Portland Airport Saves $8 Million With Geothermal Heating & Cooling

The thing about so much 'green' technology is that it actually saves you money. Is it oxymoronic to say that green energy requires less green than conventional technology?

Take geothermal heating, for example. Just 10 feet below the ground, the temperature is always 55 degrees Fahrenheit. Now, when your average maximum temperature is below that for six months of the year, you'd be grateful to be living 10 feet under.

But you don't have to. All you need is a geothermal heat pump.

Consider what a heat pump does: it extracts heat from one medium (usually the air) and pumps that into your living or work space.
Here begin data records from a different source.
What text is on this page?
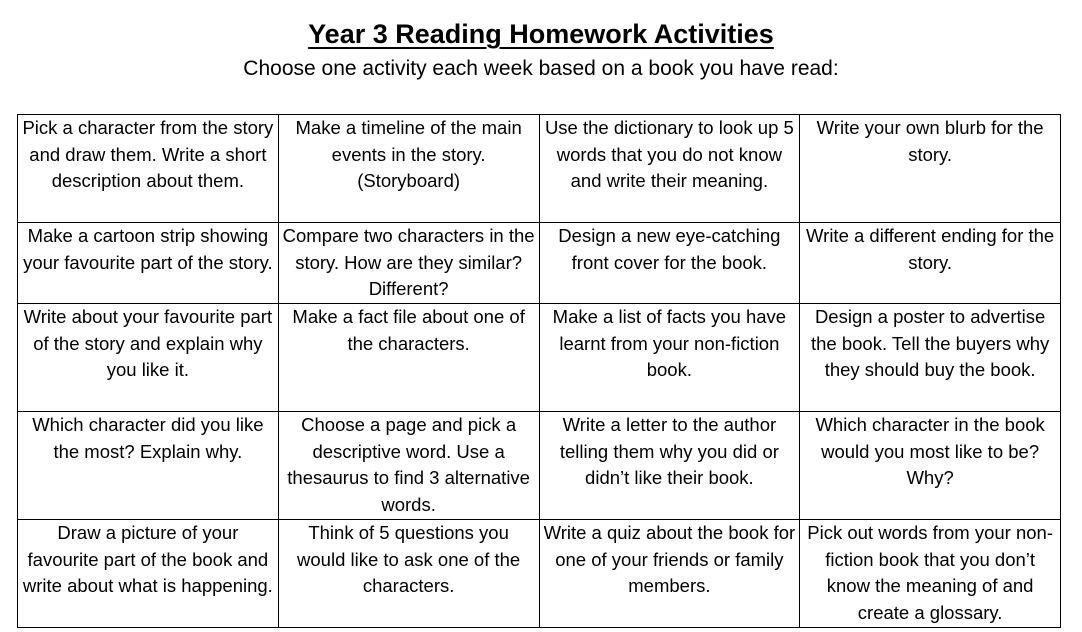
Year 3 Reading Homework Activities
Choose one activity each week based on a book you have read:
Pick a character from the story and draw them. Write a short description about them.	Make a timeline of the main events in the story. (Storyboard)	Use the dictionary to look up 5 words that you do not know and write their meaning.	Write your own blurb for the story.
Make a cartoon strip showing your favourite part of the story.	Compare two characters in the story. How are they similar? Different?	Design a new eye-catching front cover for the book.	Write a different ending for the story.
Write about your favourite part of the story and explain why you like it.	Make a fact file about one of the characters.	Make a list of facts you have learnt from your non-fiction book.	Design a poster to advertise the book. Tell the buyers why they should buy the book.
Which character did you like the most? Explain why.	Choose a page and pick a descriptive word. Use a thesaurus to find 3 alternative words.	Write a letter to the author telling them why you did or didn’t like their book.	Which character in the book would you most like to be? Why?
Draw a picture of your favourite part of the book and write about what is happening.	Think of 5 questions you would like to ask one of the characters.	Write a quiz about the book for one of your friends or family members.	Pick out words from your non-fiction book that you don’t know the meaning of and create a glossary.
When it's an average January Portland night, and the temperature outside is 12.5°F, that heat pump is working awfully hard to keep you cozy.

On the other hand, if that heat pump is extracting heat from the ground, it's got a relatively easy job to do.
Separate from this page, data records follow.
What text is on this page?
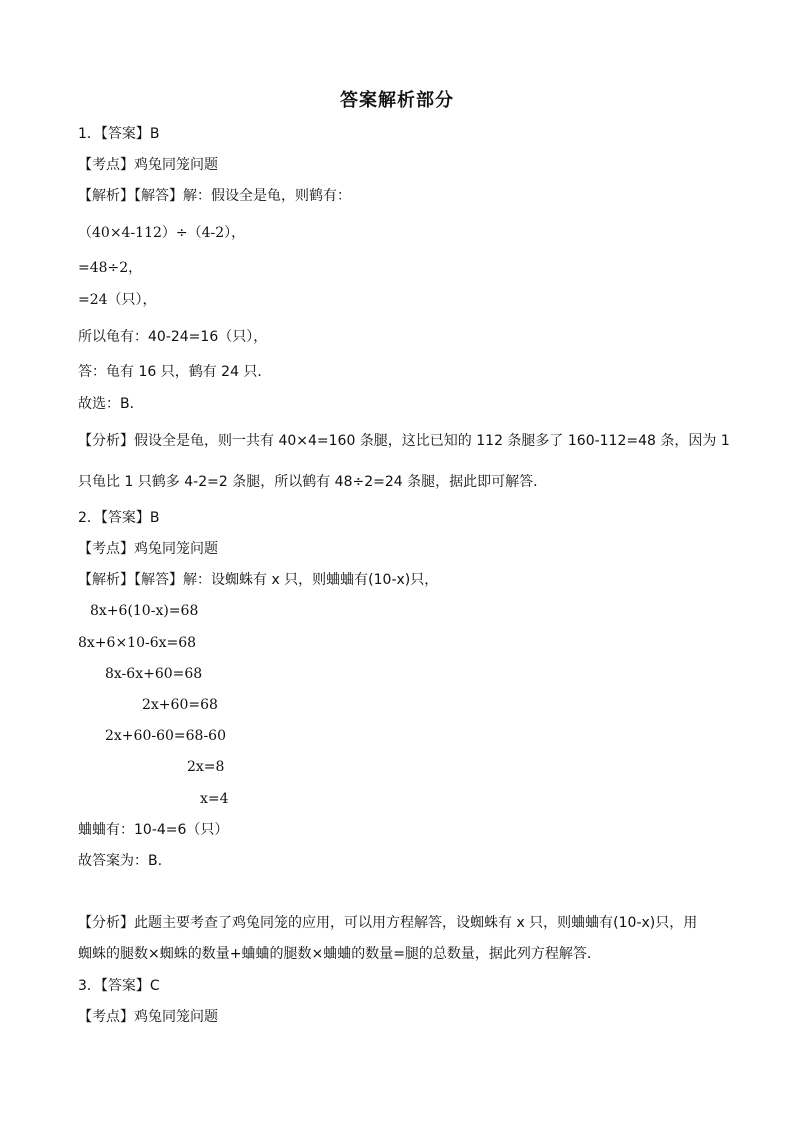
答案解析部分
1．【答案】B
【考点】鸡兔同笼问题
【解析】【解答】解：假设全是龟，则鹤有：
（40×4-112）÷（4-2），
=48÷2，
=24（只），
所以龟有：40-24=16（只），
答：龟有 16 只，鹤有 24 只．
故选：B．
【分析】假设全是龟，则一共有 40×4=160 条腿，这比已知的 112 条腿多了 160-112=48 条，因为 1
只龟比 1 只鹤多 4-2=2 条腿，所以鹤有 48÷2=24 条腿，据此即可解答．
2．【答案】B
【考点】鸡兔同笼问题
【解析】【解答】解：设蜘蛛有 x 只，则蛐蛐有(10-x)只，
8x+6(10-x)=68
8x+6×10-6x=68
8x-6x+60=68
2x+60=68
2x+60-60=68-60
2x=8
x=4
蛐蛐有：10-4=6（只）
故答案为：B.
【分析】此题主要考查了鸡兔同笼的应用，可以用方程解答，设蜘蛛有 x 只，则蛐蛐有(10-x)只，用
蜘蛛的腿数×蜘蛛的数量+蛐蛐的腿数×蛐蛐的数量=腿的总数量，据此列方程解答.
3．【答案】C
【考点】鸡兔同笼问题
So it makes perfect sense to use this kind of technology in a place like Portland. And that's exactly what is happening with Portland Jetport's terminal expansion. Included in the $75 million dollar budget to build the 137,000 square foot terminal, is $3 million for a geothermal heating and cooling system, that is set to save the airport $8 million dollars over its projected lifespan.

That's right, heating and cooling. The same principal applies: when the average maximum July temperature sits at nearly 80 degrees, the temperature below the ground is still just 55. Extract the cold out of that, and your terminal's temperature will be suitably refreshing.
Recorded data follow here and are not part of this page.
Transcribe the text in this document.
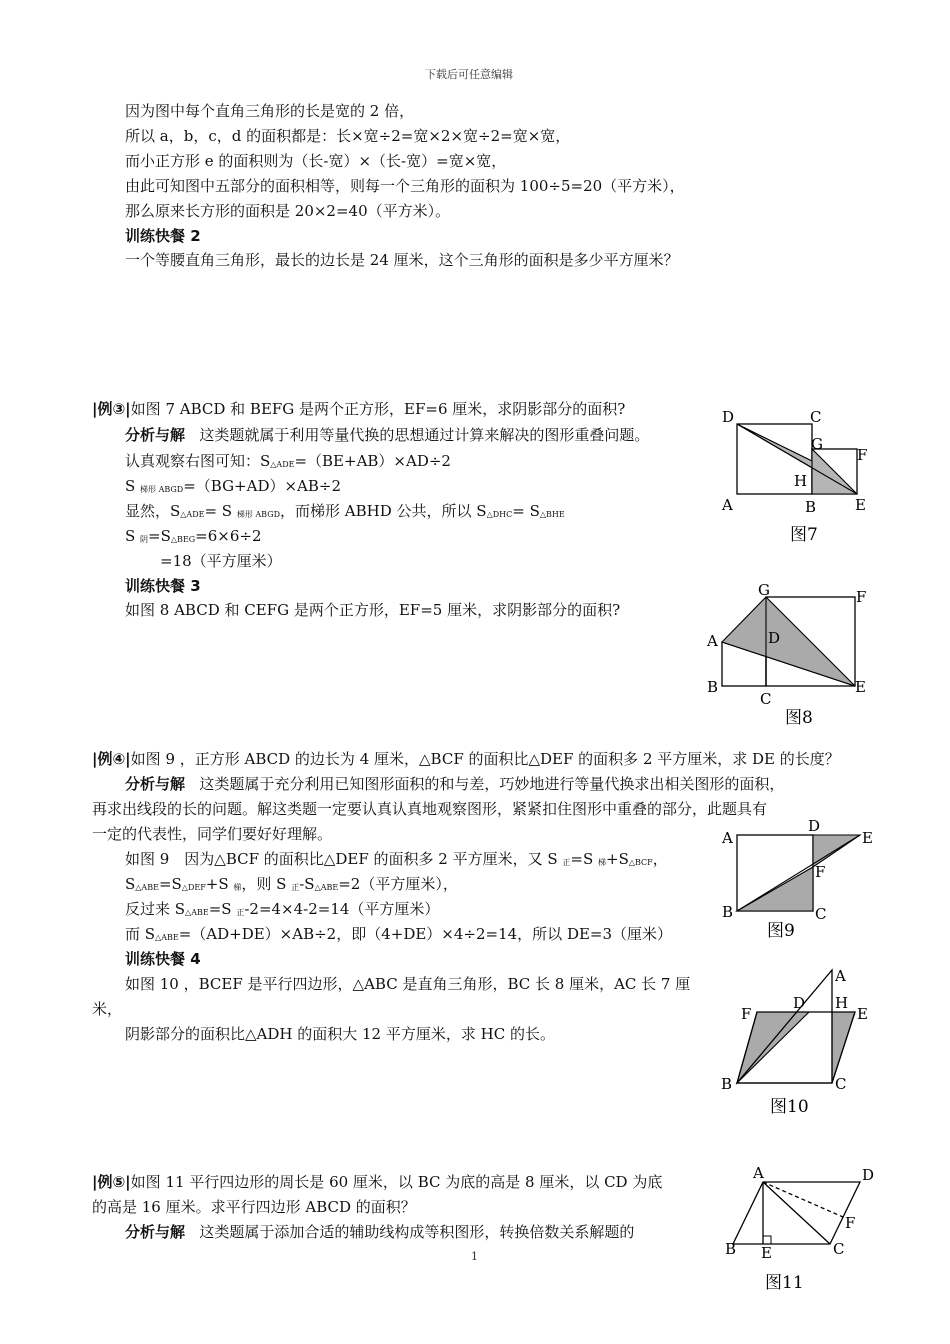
下载后可任意编辑
因为图中每个直角三角形的长是宽的 2 倍，
所以 a，b，c，d 的面积都是：长×宽÷2=宽×2×宽÷2=宽×宽，
而小正方形 e 的面积则为（长-宽）×（长-宽）=宽×宽，
由此可知图中五部分的面积相等，则每一个三角形的面积为 100÷5=20（平方米），
那么原来长方形的面积是 20×2=40（平方米）。
训练快餐 2
一个等腰直角三角形，最长的边长是 24 厘米，这个三角形的面积是多少平方厘米？
|例③|如图 7 ABCD 和 BEFG 是两个正方形，EF=6 厘米，求阴影部分的面积?
分析与解 这类题就属于利用等量代换的思想通过计算来解决的图形重叠问题。
认真观察右图可知：S△ADE=（BE+AB）×AD÷2
S 梯形 ABGD=（BG+AD）×AB÷2
显然，S△ADE= S 梯形 ABGD，而梯形 ABHD 公共，所以 S△DHC= S△BHE
S 阴=S△BEG=6×6÷2
=18（平方厘米）
训练快餐 3
如图 8 ABCD 和 CEFG 是两个正方形，EF=5 厘米，求阴影部分的面积?
|例④|如图 9 ，正方形 ABCD 的边长为 4 厘米，△BCF 的面积比△DEF 的面积多 2 平方厘米，求 DE 的长度？
分析与解 这类题属于充分利用已知图形面积的和与差，巧妙地进行等量代换求出相关图形的面积，
再求出线段的长的问题。解这类题一定要认真认真地观察图形，紧紧扣住图形中重叠的部分，此题具有
一定的代表性，同学们要好好理解。
如图 9　因为△BCF 的面积比△DEF 的面积多 2 平方厘米，又 S 正=S 梯+S△BCF，
S△ABE=S△DEF+S 梯，则 S 正-S△ABE=2（平方厘米），
反过来 S△ABE=S 正-2=4×4-2=14（平方厘米）
而 S△ABE=（AD+DE）×AB÷2，即（4+DE）×4÷2=14，所以 DE=3（厘米）
训练快餐 4
如图 10 ，BCEF 是平行四边形，△ABC 是直角三角形，BC 长 8 厘米，AC 长 7 厘
米，
阴影部分的面积比△ADH 的面积大 12 平方厘米，求 HC 的长。
|例⑤|如图 11 平行四边形的周长是 60 厘米，以 BC 为底的高是 8 厘米，以 CD 为底
的高是 16 厘米。求平行四边形 ABCD 的面积？
分析与解 这类题属于添加合适的辅助线构成等积图形，转换倍数关系解题的
1
D	C
G
H
F
A	B	E
图7
G	F
A	D
B
C
E
图8
A
D
E
F
B	C
图9
A
D H
F	E
B	C
图10
A	D
F
C
B E
图11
And the savings aren't just financial. If they had stuck with their current heating system, they'd be burning over 50,000 gallons of oil a year to keep the terminal warm. That's over a million pounds of CO2 not going into the atmosphere every year.

This is the first terminal of this size to utilize this technology, and it is being done with a lot of help from an FAA Voluntary Airport Low-Emissions (VALE) grant. So if it proves successful, you can expect to see this kind of thing becoming the norm at the nation's airports.